Canyon de Chelly National Monument

Found in northeast Arizona, Canyon De Chelly National Monument has supported human habitation continuously for around 5000 years. It is managed by both the Navajo Nation and the National Park Service and encompasses about 40,000 acres (130 sq. miles). Native Navajo people call it "Tseyi" meaning "canyon". Early Pueblo people lived here apparently up until around 650 years ago in stunning cliff-side dwellings.

Today 40 Navajo families still live in the bottom of the Canyon. Visitors can only go to the bottom area if accompanied by a ranger or authorized Navajo guide. Check out the amazing 750ft. tall Spider Rock, a very important Navajo sacred site that can be seen easily from the 1000 ft. rim of the canyon. President Hoover designated it in 1931 for its obvious contribution to US and world heritage.

This area is approximately 5000 - 6000 ft., so you can see some excellent high-desert wildflowers here. Botanists have documented over 771 species in several different regions.

Among lower canyon cliffs and crevices, you can find plants and trees like Mountain Mahogany (Cercocarpus intricatus), Cliffrose (Purshia stansburiana), Narrowleaf Yucca (Yucca Angustissima), and Utah Serviceberry (Amelanchier utahensis).

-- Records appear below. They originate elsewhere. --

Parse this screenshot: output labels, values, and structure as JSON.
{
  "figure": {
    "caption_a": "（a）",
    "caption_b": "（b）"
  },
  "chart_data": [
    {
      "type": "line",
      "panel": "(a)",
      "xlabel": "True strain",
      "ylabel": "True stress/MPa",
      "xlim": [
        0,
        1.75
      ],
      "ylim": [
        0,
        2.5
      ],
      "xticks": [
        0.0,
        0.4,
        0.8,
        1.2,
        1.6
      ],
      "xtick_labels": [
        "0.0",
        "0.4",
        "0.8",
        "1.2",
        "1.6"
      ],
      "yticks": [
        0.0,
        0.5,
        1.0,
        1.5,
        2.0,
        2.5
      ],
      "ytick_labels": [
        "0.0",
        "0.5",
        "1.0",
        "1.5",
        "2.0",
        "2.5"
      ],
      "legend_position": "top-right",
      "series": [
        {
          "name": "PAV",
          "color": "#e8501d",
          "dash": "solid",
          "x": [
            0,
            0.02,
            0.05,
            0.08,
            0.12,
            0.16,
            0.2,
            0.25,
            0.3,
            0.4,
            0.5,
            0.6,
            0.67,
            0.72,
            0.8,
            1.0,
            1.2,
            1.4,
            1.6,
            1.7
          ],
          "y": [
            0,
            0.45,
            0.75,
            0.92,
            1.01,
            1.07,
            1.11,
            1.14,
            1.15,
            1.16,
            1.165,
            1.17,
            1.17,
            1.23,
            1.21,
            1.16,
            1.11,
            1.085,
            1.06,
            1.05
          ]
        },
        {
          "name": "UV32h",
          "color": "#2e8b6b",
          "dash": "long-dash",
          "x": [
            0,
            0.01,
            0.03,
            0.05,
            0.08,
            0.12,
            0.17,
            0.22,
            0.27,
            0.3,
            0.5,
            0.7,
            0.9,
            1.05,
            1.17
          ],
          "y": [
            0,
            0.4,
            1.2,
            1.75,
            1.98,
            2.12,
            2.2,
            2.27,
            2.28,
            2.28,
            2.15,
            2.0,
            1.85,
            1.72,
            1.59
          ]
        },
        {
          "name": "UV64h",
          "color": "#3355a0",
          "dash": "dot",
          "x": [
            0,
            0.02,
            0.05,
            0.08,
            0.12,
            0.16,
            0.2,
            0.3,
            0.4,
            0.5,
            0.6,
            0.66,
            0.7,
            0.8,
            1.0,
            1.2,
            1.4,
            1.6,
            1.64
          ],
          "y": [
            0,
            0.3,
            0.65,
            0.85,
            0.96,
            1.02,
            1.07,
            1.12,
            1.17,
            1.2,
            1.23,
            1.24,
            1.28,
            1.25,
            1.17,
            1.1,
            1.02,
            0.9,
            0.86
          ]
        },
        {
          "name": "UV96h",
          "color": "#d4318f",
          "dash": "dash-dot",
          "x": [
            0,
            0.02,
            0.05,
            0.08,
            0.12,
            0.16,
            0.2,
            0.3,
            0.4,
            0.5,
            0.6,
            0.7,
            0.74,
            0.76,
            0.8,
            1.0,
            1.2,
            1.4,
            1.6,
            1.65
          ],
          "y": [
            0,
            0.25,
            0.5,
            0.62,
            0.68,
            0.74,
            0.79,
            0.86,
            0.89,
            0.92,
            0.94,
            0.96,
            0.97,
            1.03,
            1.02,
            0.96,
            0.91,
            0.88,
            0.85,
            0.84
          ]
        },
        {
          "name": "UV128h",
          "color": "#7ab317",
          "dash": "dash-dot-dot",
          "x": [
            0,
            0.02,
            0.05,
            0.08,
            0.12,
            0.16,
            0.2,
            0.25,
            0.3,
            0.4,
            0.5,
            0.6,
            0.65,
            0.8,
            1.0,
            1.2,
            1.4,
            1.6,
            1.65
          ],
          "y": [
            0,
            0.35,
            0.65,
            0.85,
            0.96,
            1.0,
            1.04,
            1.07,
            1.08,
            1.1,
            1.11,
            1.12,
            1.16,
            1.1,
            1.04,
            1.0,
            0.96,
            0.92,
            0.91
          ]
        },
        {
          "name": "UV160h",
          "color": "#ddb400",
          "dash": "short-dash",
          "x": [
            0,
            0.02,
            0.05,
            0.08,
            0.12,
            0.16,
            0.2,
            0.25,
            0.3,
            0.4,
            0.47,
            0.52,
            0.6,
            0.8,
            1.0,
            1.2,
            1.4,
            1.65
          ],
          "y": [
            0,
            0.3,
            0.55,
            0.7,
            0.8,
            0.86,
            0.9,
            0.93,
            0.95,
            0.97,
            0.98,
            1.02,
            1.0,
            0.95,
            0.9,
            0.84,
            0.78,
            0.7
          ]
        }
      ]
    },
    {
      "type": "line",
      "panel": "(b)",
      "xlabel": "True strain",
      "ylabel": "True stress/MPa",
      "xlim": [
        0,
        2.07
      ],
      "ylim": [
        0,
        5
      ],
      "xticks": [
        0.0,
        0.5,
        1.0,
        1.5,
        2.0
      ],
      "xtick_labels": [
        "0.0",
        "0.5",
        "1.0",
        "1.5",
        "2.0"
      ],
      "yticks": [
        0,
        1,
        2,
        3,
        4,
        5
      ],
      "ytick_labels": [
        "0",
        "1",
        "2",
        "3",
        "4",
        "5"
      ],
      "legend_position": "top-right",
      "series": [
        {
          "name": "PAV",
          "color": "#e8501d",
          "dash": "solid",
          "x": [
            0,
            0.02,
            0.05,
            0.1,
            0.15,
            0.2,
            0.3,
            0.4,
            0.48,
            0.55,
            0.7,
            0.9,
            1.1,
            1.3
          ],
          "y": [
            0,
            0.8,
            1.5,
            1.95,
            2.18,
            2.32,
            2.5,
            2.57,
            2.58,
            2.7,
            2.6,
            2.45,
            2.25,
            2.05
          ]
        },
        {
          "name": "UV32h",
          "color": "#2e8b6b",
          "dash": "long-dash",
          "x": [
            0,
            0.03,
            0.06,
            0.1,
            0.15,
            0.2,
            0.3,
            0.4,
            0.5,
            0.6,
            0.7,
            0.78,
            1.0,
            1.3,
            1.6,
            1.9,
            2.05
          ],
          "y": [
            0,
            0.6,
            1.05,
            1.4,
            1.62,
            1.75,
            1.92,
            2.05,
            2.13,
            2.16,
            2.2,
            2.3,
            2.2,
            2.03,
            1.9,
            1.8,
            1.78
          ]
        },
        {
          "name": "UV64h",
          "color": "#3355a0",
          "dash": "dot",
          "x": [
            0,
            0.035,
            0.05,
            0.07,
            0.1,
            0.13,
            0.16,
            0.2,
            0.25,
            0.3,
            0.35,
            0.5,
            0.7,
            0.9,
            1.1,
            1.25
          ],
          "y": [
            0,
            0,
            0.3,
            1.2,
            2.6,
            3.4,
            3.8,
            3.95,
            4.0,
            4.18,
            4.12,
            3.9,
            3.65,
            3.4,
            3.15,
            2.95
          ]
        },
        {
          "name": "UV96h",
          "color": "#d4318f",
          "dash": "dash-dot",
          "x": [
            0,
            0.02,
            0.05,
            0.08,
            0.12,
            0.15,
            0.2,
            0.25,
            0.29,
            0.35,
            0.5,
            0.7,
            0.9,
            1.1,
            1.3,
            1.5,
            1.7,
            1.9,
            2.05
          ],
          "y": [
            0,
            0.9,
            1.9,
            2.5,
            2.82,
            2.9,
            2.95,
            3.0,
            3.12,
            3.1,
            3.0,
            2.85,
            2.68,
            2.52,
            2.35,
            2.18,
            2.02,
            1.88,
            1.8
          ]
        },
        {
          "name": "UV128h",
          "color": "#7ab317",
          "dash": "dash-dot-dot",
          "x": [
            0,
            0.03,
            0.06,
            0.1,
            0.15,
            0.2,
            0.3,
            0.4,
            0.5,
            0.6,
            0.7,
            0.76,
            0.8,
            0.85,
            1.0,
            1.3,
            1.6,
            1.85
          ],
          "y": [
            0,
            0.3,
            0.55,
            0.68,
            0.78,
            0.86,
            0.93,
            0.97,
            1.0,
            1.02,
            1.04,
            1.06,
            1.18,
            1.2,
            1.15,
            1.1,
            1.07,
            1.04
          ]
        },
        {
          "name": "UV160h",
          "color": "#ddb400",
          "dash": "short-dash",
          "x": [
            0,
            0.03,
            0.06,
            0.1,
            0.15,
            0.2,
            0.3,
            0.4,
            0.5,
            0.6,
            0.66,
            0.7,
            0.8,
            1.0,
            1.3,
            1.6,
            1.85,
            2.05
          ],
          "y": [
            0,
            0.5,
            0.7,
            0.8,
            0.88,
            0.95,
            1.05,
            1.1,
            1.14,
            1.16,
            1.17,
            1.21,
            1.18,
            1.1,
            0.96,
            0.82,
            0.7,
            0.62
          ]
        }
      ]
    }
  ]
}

In the upper canyon rockfalls, you can find flora like Mockorange (Philadelphus microphyllus), Fendlerbush (Pen diera rupicola), Gambel oak (Quercus gambelii),

In the lower canyon rims and hills, you can find interesting species such as Snakeweed (Gutierrezia sarothrae), Saltbush (Atriplex spp.), Mormon Tea (Ephedra viridis) and various kinds of cactus.

As most desert parks, Canyon De Chelley suffers from non-native invasive species such as Russian Knapweed (Acroptilon repens), Cheat Grass (Bromus tectorum), and Sweetclover (Melilotus spp.). Soil compaction from heavy visitation also damages fragile plants and mycorrizal fungal colonies under the soil, which are are a critical part of desert ecosystems.


Desert Paintbrush

Desert Paintbrush is hemiparasitic on the roots of grasses and bushes and is in the Broomrape family. Paintbrush is a generalist hemiparasite, so it will use a variety of host plants but does tend to prefer some such as sagebrush. It draws nutrients and water from the host plant. In fact, it can photosynthesize and survive without a host plant, but usually does not do very well. It is not an aggressive parasite and does not usually kill the host plant, but can give other plants a competitive advantage. You will usually see them protruding through their host plants or growing from the perimeter of the host. As with many types of desert plants, Desert Paintbrush can concentrate selenium derived from desert alkaline soil types and can be potentially very dangerous if the green plant parts of roots are eaten. However, some Native Americans consumed the flowers.